Selain hobi dan pesta, Van Motman juga memiliki kuasa besar atas tanah. Ia tercatat sebagai pemilik sekaligus tuan tanah di Semplak, Tjikandi Oedik, dan Kedong Badak, serta penyewa tanah luas di kawasan Tjampea, Tjiboenboelan, dan Sadeng Timur milik ahli waris Willem Vincent Helvetius van Riemsdijk. Sejak 1882 ia membayar sewa sebesar £202.000 per tahun, angka fantastis pada masanya, meski kemudian turun menjadi £150.000 pada 1886–1887 akibat kesulitan keuangan. Kontrak sewa itu akhirnya berakhir pada 1 Januari 1888.

Van Motman bukan sekadar tuan tanah penerus ayahnya, ia juga ksatria dalam Ordo Singa Belanda dan anggota loji Freemason “Ster in het Oosten” di Batavia sejak 1846. Pemerintah kolonial mencatat jasanya, salah satunya ketika ia membantu memadamkan pemberontakan di tanah Tjikandi.
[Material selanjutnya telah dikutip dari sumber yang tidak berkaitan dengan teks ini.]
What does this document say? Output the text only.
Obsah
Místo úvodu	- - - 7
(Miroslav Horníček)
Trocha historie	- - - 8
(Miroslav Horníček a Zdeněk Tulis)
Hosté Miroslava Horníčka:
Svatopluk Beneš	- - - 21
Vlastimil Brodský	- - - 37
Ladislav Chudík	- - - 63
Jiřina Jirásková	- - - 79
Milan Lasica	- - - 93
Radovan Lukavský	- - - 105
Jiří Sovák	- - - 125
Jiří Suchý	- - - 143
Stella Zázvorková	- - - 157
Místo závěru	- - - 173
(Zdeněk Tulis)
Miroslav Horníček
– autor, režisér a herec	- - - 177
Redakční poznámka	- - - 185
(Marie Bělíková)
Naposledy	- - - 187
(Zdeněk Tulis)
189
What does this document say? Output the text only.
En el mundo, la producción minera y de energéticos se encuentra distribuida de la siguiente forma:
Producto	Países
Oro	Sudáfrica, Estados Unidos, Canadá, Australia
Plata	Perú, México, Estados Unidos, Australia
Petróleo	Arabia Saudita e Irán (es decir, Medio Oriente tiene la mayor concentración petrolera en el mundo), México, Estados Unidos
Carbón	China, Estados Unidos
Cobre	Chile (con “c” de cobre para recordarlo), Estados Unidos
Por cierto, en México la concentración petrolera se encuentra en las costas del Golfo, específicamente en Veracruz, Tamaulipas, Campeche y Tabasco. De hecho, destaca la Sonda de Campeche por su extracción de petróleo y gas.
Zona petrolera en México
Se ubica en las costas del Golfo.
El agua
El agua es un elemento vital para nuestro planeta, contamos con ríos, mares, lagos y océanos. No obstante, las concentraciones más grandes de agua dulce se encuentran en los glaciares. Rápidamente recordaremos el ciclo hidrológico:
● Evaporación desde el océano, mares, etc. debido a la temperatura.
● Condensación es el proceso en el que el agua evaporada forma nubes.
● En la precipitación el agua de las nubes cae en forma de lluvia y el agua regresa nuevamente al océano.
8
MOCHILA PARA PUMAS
Menariknya, meski tercatat lahir di Pondok Gedeh, tanah itu sebenarnya bukan milik keluarganya melainkan kepunyaan Nicolaas Engelhard, anggota Dewan Hindia Timur. Kemungkinan besar, ayah Van Motman, Gerrit bersahabat dekat dengan Engelhard, sehingga mereka bisa berbagi tempat tinggal dalam harmoni kaum elite kolonial.

Gerrit van Motman (1773 - 1821)

Kehidupan keluarga Van Motman diakhiri dengan kisah yang penuh ironi. Makamnya, yang menurut cerita keluarga sempat dianggap keramat oleh penduduk, lenyap dijarah dan hilang tak berbekas pada masa pendudukan Jepang.

Dengan segala kelebihan dan kontradiksinya, antara kehormatan bangsawan, gairah asmara, kekuasaan atas tanah, hingga tragedi akhir hayatnya, Frederik Hendrik Constant van Motman tetap menjadi salah satu figur paling berwarna dalam sejarah tanah Bogor pada masa kolonial Belanda.

Bogor, 28 Agustus 2025
Abdullah Abubakar Batarfie

Referensi : Stichting Van Motman Familie Archief

Posting Komentar untuk "Menir Hendrik, Anak Tuan Tanah Eksentrik di Bogor Zaman Belanda"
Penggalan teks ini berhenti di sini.